Morris commented: “His [Johnson’s] announcement appears timed to coincide with the housing minister James Brokenshire announcing a plan to reduce homelessness which he disappointingly suggests is in part due to "instability in the private rental market.

“The truth is that we’re facing a huge problem of lack of supply and the dire homelessness situation we find ourselves in now is also symptomatic of the lack of a joined-up housing policy from successive governments.”

Morris believes that the government’s existing housing policies are just tinkering around the edges of the issue.

She continued: “We need to deal with the cause of the problem, not the symptoms.

“The lack of supply is driving up the percentage of income required for a deposit. This is only one impact. The lack of supply is also creating problems in the private rental sector with rental prices being pushed up.

“The danger of just tinkering with the symptoms of the housing crisis are also evident in the private rental sector, where successive governments have introduced a wide range of measures, including the phasing out of mortgage interest tax relief, the impending introduction of the tenant fees ban, as well as proposals to ban no fault evictions and introduce three year tenancies.

“Whilst we welcome regulation which further professionalises the private rental sector - and we would welcome initiatives such as increasing empty property taxes and incentives to encourage landlords to offer longer tenancies or maintain rent levels for longer - by implementing piecemeal changes with little regard for the ultimate impact, the Government is simply compounding the problem.

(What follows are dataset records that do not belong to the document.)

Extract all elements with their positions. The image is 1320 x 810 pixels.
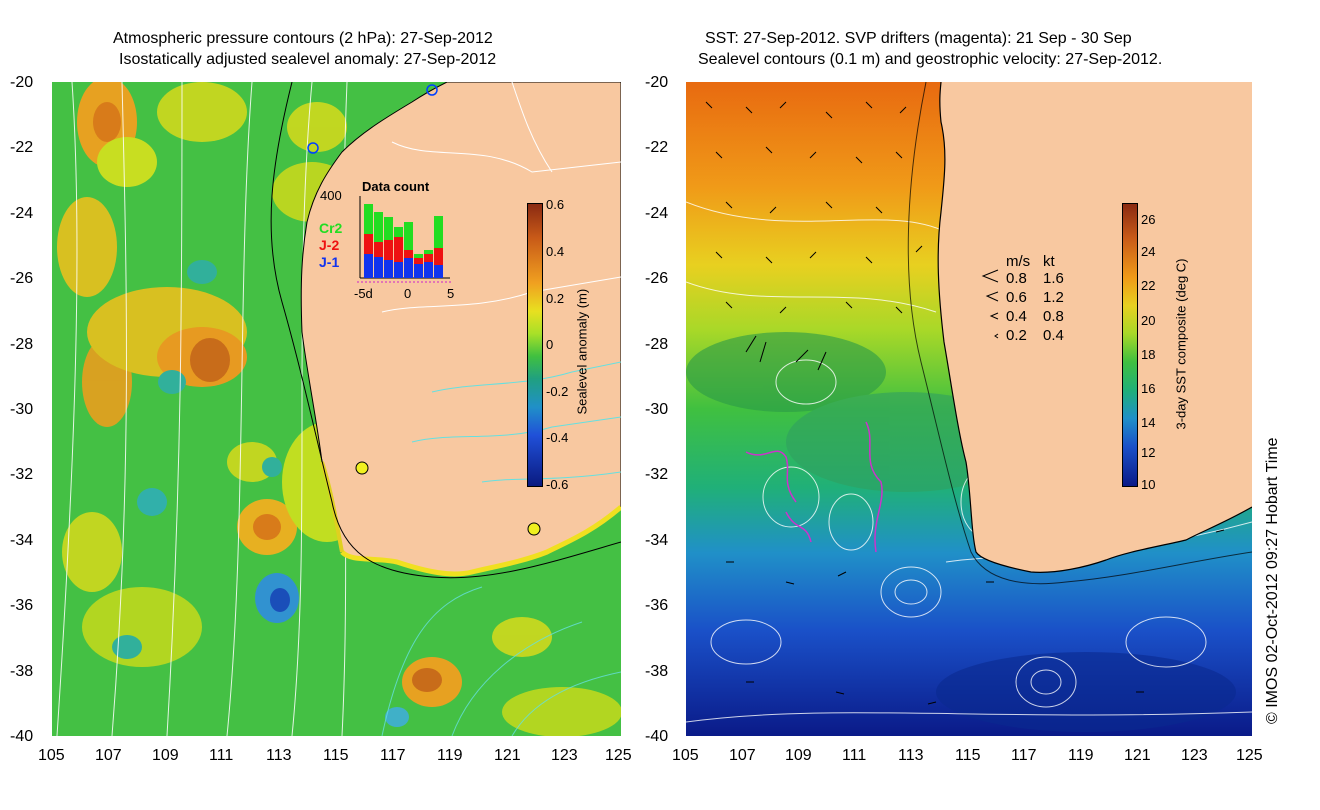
left-title-line1: Atmospheric pressure contours (2 hPa): 2…: [113, 30, 493, 47]
right-ytick-11: -40: [645, 728, 669, 745]
left-ytick-8: -34: [10, 532, 34, 549]
right-ytick-4: -26: [645, 270, 669, 287]
speed-legend-row-3-kt: 0.8: [1043, 308, 1064, 325]
sst-cbar-tick-5: 18: [1141, 347, 1156, 362]
left-xtick-2: 107: [95, 747, 122, 764]
sst-cbar-tick-9: 10: [1141, 477, 1156, 492]
sst-cbar-tick-7: 14: [1141, 415, 1156, 430]
inset-legend-j1: J-1: [319, 254, 340, 270]
left-xtick-10: 123: [551, 747, 578, 764]
right-ytick-10: -38: [645, 663, 669, 680]
speed-legend-row-2-kt: 1.2: [1043, 289, 1064, 306]
inset-ymax-label: 400: [320, 188, 342, 203]
right-ytick-6: -30: [645, 401, 669, 418]
speed-legend-header-kt: kt: [1043, 253, 1055, 270]
speed-legend-row-4-kt: 0.4: [1043, 327, 1064, 344]
left-xtick-4: 111: [209, 747, 234, 764]
right-ytick-7: -32: [645, 466, 669, 483]
sst-cbar-tick-2: 24: [1141, 244, 1156, 259]
right-xtick-11: 125: [1236, 747, 1263, 764]
right-xtick-4: 111: [842, 747, 867, 764]
anomaly-cbar-tick-2: 0.4: [546, 244, 565, 259]
anomaly-cbar-tick-4: 0: [546, 337, 554, 352]
anomaly-colorbar: [527, 203, 543, 487]
right-xtick-5: 113: [898, 747, 924, 764]
right-ytick-1: -20: [645, 74, 669, 91]
left-ytick-5: -28: [10, 336, 34, 353]
sealevel-anomaly-map: Data count 400: [52, 82, 621, 736]
right-xtick-3: 109: [785, 747, 812, 764]
left-xtick-5: 113: [266, 747, 292, 764]
left-xtick-3: 109: [152, 747, 179, 764]
inset-xtick-end: 5: [447, 286, 455, 301]
left-ytick-6: -30: [10, 401, 34, 418]
imos-credit: © IMOS 02-Oct-2012 09:27 Hobart Time: [1264, 437, 1281, 724]
left-ytick-7: -32: [10, 466, 34, 483]
sst-colorbar: [1122, 203, 1138, 487]
anomaly-cbar-tick-7: -0.6: [546, 477, 569, 492]
inset-xtick-zero: 0: [404, 286, 412, 301]
left-ytick-4: -26: [10, 270, 34, 287]
right-title-line1: SST: 27-Sep-2012. SVP drifters (magenta)…: [705, 30, 1132, 47]
right-xtick-7: 117: [1011, 747, 1037, 764]
speed-legend-row-1-ms: 0.8: [1006, 270, 1027, 287]
inset-legend-j2: J-2: [319, 237, 340, 253]
left-title-line2: Isostatically adjusted sealevel anomaly:…: [119, 51, 497, 68]
right-ytick-8: -34: [645, 532, 669, 549]
anomaly-cbar-tick-1: 0.6: [546, 197, 565, 212]
inset-title: Data count: [362, 179, 430, 194]
sst-map: m/s kt 0.8 1.6 0.6 1.2 0.4 0.8 0.2 0.4 2…: [686, 82, 1252, 736]
right-xtick-10: 123: [1181, 747, 1208, 764]
left-xtick-9: 121: [494, 747, 521, 764]
anomaly-cbar-tick-3: 0.2: [546, 291, 565, 306]
left-xtick-6: 115: [323, 747, 349, 764]
sst-cbar-tick-8: 12: [1141, 445, 1156, 460]
left-ytick-2: -22: [10, 139, 34, 156]
anomaly-colorbar-label: Sealevel anomaly (m): [574, 288, 590, 415]
right-xtick-9: 121: [1124, 747, 1151, 764]
left-ytick-1: -20: [10, 74, 34, 91]
left-ytick-10: -38: [10, 663, 34, 680]
left-ytick-3: -24: [10, 205, 34, 222]
speed-legend-row-2-ms: 0.6: [1006, 289, 1027, 306]
inset-legend-cr2: Cr2: [319, 220, 343, 236]
anomaly-cbar-tick-6: -0.4: [546, 430, 569, 445]
left-xtick-11: 125: [605, 747, 632, 764]
right-ytick-5: -28: [645, 336, 669, 353]
right-xtick-1: 105: [672, 747, 699, 764]
sst-colorbar-label: 3-day SST composite (deg C): [1173, 258, 1189, 430]
left-xtick-7: 117: [380, 747, 406, 764]
left-xtick-8: 119: [437, 747, 463, 764]
right-ytick-2: -22: [645, 139, 669, 156]
speed-legend-row-3-ms: 0.4: [1006, 308, 1027, 325]
sst-cbar-tick-3: 22: [1141, 278, 1156, 293]
right-ytick-9: -36: [645, 597, 669, 614]
sst-cbar-tick-6: 16: [1141, 381, 1156, 396]
right-title-line2: Sealevel contours (0.1 m) and geostrophi…: [698, 51, 1163, 68]
left-ytick-9: -36: [10, 597, 34, 614]
right-xtick-6: 115: [955, 747, 981, 764]
right-xtick-8: 119: [1068, 747, 1094, 764]
speed-legend-header-ms: m/s: [1006, 253, 1031, 270]
inset-xtick-start: -5d: [354, 286, 373, 301]
anomaly-cbar-tick-5: -0.2: [546, 384, 569, 399]
right-ytick-3: -24: [645, 205, 669, 222]
left-ytick-11: -40: [10, 728, 34, 745]
left-xtick-1: 105: [38, 747, 65, 764]
sst-cbar-tick-4: 20: [1141, 313, 1156, 328]
speed-legend-row-1-kt: 1.6: [1043, 270, 1064, 287]
right-xtick-2: 107: [729, 747, 756, 764]
sst-graphic: [686, 82, 1252, 736]
sst-cbar-tick-1: 26: [1141, 212, 1156, 227]
speed-legend-row-4-ms: 0.2: [1006, 327, 1027, 344]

“What is needed here is a comprehensive strategy to increase supply across the housing market, from properties for those looking to buy, to a greater availability of properties in the rental market.

“If the government could get to grips with this fundamental issue, then the problems of lack of security for tenants and an inability to save for a deposit would all be dealt with as a consequence.

“It’s time the government stopped implementing sticking plasters and pursued a wholesale transformation of the housing market.”